L’indice ciclici/difensivi di Goldman Sachs non ha dubbi nel confermare come sia già in atto uno spostamento netto di detenzioni fra titoli che patiscono gli scostamenti del ciclo economico verso quelli come le utilities, ad esempio, che invece offrono maggiore copertura dai rischi. Il passo successivo? Ancora un po’ di paura, quasi certamente garantita da un settore chiave dei ciclici e storicamente molto mediatico come l’edilizia (d’altronde, chi può scordarsi i subprime?) e un’ulteriore rotazione verso il bene rifugio dei Treasuries.
Guarda caso, la finestra di rifinanziamento uscirà dalla fase critica quando al Congresso entrerà nel vivo il dibattito sul debt ceiling, a fine primavera. A quel punto, il Tesoro potrà tornare a emettere T-Bills, debito a breve termine. E tutti potranno tornare a investire allegramente in titoli azionari che grazie ai tonfi di queste settimane non saranno più sopravvalutati. E quindi Mr. Smith potrà essere persuaso dell’ennesimo occasione storica da non lasciarsi sfuggire.

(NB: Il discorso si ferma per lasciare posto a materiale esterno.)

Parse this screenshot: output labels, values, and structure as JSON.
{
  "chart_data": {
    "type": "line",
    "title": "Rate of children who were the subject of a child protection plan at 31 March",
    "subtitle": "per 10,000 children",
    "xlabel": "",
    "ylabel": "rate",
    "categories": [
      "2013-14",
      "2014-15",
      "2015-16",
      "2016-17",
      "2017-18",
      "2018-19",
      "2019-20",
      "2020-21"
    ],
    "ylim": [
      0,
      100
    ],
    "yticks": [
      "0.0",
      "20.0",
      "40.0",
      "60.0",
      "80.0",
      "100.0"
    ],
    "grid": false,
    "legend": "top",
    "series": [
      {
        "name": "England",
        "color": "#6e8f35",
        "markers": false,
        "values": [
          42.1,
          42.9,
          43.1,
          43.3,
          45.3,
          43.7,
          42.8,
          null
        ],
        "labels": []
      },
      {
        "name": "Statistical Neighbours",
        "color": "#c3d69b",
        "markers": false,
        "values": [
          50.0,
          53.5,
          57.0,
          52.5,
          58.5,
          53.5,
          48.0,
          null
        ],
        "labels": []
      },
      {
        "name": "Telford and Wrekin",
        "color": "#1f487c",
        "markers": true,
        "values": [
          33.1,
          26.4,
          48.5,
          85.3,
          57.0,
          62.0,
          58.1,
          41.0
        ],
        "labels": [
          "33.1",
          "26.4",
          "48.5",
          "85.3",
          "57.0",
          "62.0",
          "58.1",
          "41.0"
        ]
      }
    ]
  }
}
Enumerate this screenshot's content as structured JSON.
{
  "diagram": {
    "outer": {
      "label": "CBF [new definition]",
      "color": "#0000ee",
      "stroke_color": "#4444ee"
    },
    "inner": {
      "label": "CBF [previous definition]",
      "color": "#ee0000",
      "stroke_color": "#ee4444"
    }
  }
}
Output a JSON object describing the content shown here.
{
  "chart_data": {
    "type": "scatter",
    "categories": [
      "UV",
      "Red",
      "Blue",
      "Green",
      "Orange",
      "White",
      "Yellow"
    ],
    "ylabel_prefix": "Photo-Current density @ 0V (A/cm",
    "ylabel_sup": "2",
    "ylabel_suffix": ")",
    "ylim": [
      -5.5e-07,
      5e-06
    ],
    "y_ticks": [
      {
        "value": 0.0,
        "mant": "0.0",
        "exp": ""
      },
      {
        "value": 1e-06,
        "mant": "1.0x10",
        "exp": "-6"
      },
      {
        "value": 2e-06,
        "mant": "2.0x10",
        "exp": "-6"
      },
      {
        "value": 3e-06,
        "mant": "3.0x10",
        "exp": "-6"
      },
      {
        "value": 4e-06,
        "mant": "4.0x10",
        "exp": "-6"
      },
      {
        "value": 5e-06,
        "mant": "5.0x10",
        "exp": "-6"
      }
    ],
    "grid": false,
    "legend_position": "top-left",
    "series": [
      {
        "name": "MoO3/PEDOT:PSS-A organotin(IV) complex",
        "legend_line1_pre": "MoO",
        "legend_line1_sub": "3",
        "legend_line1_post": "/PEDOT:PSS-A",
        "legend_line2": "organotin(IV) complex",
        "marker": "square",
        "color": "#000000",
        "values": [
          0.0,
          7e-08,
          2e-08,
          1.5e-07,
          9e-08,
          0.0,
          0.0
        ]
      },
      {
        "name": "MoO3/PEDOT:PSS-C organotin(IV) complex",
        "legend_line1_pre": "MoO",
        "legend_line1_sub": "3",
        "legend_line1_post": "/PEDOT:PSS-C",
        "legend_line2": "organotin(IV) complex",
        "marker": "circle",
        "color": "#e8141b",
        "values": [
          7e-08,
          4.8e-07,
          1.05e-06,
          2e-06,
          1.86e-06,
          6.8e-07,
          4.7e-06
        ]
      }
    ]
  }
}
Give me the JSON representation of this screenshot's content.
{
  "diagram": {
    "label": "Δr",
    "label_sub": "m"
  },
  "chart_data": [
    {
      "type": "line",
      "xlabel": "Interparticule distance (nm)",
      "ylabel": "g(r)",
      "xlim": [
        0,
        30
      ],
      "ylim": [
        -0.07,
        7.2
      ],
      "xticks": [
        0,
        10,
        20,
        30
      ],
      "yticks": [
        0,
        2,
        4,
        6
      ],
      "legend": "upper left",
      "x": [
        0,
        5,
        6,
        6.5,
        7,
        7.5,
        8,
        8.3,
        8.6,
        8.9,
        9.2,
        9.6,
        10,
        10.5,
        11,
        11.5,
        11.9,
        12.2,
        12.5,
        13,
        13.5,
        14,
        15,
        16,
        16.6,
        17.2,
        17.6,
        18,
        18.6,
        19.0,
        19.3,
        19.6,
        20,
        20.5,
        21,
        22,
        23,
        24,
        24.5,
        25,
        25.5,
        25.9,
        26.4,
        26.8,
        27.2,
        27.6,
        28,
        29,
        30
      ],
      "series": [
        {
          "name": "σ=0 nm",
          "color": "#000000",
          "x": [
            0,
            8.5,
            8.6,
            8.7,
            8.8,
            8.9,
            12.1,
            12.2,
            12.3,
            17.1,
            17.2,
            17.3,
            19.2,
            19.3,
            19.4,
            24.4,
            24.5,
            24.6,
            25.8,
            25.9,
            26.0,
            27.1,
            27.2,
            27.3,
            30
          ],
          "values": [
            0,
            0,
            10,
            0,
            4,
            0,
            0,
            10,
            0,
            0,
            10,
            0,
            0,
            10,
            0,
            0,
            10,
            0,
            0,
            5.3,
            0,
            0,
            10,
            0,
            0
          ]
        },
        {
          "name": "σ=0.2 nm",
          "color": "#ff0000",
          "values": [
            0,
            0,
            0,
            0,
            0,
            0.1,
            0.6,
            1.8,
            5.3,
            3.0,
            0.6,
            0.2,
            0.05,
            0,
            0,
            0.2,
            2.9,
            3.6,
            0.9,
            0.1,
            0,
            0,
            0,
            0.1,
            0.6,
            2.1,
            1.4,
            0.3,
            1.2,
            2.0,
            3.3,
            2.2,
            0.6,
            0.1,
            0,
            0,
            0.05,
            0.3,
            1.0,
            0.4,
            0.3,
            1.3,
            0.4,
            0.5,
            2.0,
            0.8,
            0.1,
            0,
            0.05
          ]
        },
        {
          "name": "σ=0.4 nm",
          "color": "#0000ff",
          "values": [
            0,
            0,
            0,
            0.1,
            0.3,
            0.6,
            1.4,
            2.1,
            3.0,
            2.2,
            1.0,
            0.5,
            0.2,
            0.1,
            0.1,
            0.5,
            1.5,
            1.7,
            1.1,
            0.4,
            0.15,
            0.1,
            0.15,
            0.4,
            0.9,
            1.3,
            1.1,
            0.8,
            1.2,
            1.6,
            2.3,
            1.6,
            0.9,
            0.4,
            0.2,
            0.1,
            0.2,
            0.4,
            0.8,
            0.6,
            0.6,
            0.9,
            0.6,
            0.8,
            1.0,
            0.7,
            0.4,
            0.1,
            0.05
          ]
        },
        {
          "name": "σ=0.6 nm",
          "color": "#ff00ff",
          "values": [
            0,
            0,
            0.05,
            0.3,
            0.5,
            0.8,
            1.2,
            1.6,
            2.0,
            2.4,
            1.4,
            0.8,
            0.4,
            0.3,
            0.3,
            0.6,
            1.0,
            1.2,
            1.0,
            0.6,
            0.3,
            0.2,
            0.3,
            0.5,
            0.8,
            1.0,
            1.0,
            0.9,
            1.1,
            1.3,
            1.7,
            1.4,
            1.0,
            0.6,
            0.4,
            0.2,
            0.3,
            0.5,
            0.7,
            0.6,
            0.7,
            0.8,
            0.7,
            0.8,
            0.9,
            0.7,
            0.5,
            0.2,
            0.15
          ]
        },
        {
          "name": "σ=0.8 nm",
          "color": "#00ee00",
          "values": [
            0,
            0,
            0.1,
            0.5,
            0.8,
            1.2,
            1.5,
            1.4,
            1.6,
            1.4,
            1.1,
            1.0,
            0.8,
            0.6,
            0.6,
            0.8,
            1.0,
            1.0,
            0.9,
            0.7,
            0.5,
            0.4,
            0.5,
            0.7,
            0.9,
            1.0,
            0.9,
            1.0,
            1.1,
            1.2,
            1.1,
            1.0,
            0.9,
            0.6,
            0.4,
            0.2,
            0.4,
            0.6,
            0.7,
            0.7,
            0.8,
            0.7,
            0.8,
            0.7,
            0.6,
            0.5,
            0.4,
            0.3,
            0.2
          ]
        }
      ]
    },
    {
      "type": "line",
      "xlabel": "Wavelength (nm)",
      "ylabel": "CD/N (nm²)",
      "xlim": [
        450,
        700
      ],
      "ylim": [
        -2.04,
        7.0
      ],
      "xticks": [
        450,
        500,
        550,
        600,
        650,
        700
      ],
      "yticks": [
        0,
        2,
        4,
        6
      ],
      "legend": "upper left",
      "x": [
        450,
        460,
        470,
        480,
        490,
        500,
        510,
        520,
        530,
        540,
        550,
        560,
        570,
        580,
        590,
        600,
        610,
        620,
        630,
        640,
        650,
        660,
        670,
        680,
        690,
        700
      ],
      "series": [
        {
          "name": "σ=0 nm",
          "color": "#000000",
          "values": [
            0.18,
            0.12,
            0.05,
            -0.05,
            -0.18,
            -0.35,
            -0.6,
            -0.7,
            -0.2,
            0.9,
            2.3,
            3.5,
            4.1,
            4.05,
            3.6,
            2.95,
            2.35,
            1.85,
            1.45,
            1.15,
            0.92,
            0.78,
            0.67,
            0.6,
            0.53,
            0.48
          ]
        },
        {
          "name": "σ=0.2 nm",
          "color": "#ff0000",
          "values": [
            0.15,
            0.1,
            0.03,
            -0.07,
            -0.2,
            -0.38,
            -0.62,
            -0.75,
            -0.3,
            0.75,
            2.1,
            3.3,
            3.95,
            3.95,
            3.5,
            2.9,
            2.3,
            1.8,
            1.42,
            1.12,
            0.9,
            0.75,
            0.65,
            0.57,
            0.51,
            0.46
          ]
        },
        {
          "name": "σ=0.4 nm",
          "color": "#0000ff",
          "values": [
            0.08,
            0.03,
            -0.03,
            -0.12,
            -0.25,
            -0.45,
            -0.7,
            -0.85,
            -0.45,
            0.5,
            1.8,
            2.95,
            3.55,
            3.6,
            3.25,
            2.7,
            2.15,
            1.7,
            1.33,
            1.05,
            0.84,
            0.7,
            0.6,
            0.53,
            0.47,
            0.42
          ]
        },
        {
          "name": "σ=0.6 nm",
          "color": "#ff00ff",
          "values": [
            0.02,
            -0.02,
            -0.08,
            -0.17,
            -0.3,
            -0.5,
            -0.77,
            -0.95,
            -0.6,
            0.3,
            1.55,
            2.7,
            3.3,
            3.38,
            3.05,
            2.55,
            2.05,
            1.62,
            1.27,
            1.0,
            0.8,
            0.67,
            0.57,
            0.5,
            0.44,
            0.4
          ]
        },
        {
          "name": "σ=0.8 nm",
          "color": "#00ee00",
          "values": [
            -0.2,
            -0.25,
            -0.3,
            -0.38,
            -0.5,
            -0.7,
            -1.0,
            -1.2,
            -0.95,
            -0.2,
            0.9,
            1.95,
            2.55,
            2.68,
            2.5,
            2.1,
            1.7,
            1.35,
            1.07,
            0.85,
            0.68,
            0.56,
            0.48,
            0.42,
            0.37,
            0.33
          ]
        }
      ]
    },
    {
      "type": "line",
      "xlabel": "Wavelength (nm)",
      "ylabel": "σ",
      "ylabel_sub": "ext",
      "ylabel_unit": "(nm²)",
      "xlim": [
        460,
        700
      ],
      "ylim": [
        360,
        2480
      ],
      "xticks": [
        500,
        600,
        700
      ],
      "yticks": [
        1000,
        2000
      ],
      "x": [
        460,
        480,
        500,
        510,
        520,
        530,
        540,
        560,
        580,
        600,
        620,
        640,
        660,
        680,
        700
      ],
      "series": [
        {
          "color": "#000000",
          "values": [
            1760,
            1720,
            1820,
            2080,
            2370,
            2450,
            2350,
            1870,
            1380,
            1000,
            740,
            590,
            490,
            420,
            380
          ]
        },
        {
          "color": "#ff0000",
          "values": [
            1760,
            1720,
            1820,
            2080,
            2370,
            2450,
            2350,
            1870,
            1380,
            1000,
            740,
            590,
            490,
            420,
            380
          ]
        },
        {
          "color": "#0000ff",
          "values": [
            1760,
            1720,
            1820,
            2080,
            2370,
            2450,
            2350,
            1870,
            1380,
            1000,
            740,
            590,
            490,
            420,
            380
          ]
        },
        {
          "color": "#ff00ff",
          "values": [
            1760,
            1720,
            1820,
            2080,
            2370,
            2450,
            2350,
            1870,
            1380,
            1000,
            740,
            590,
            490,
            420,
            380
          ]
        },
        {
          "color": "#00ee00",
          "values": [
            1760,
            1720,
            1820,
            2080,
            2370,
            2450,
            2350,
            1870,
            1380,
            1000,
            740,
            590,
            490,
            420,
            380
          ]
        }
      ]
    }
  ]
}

Chiaramente, gli hedge fund e le grandi istituzioni finanziarie avranno comprato prima. Sui veri minimi. E faranno soldi. Wall Street era manipolata, è manipolata e rimarrà manipolata. Non è cambiato nulla. Semplicemente, i flip-flop di notizie ad hoc ora vengono riservati alla questione di dazi e tariffe, perché occorre creare le condizioni per una correzione macro al ribasso. Tranquilli, tornerà in fretta il tempo dei rallies azionari dopati.
In tal senso, spero che tutti voi siate altresì convinti del fatto che l’Europa non sia ovviamente scevra da tentazioni simili di circonvenzione di massa. Da qualche giorno in Rete spopolano link relativi a una dichiarazione di Ursula von der Leyen e incentrati sulla volontà della Commissione di tramutare i risparmi privati in investimenti pubblici. E via con i paragoni con il prelievo forzoso di Giuliano Amato per finanziare l’ingresso del nostro Paese nell’euro. Signori, quel piano e quella cifra da 800 miliardi è nota dallo scorso settembre. Perché contenuti entrambe nel mirabolante report sulla competitività presentato da Mario Draghi. Eccovi un link, ma potete trovarne decine in Rete, trattandosi di una notizia pubblica e, anzi, sbandierata a quattro venti.
Perché all’epoca nessuno strepitò? Forse nessuno aveva capito il contenuto reale di quelle pagine? O forse perché anche solo muovere un rilievo a SuperMario si configura come reato di lesa maestà? Eppure Mario Draghi parlava esplicitamente e chiaramente di risparmio privato europeo enormemente superiore a quello Usa e quindi necessariamente destinato a divenire parte integrante del piano di investimento per accrescere la competitività dell’Ue. Di più, l’ex Premier ed ex Presidente della Bce parlava a chiare lettere del comparto difesa come uno dei pilastri da rifinanziare pesantemente. E, infine, parlava altrettanto chiaramente di debito comune come necessità ormai imprescindibile.
E all’epoca chi pose un paletto di dubbio proprio su quest’ultimo argomento? Ursula von der Leyen, in quel frangente ancora regina della cautela rispetto all’utilizzo di emissioni comuni, seppur di scopo e limitate. È tutto noto da almeno sei mesi. Come vi dicevo nei giorni scorsi, mancava solo il casus belli. Ovvero, la pantomima dello Studio Ovale che garantisse alla Germania l’alibi per sfoderare il bazooka fiscale a cui, stante la crisi industriale in atto, di fatto gli economisti di relazione del Paese stavano segretamente lavorando da mesi. Con Spd e Cdu d’accordo.
O pensate davvero che la Grosse Koalition sia nata a tempo di record come esigenza antifascista, stante un’Alternative fur Deutschland così eversiva e pericolosa da non aver aperto bocca di fronte all’ennesimo inciucio post-elettorale?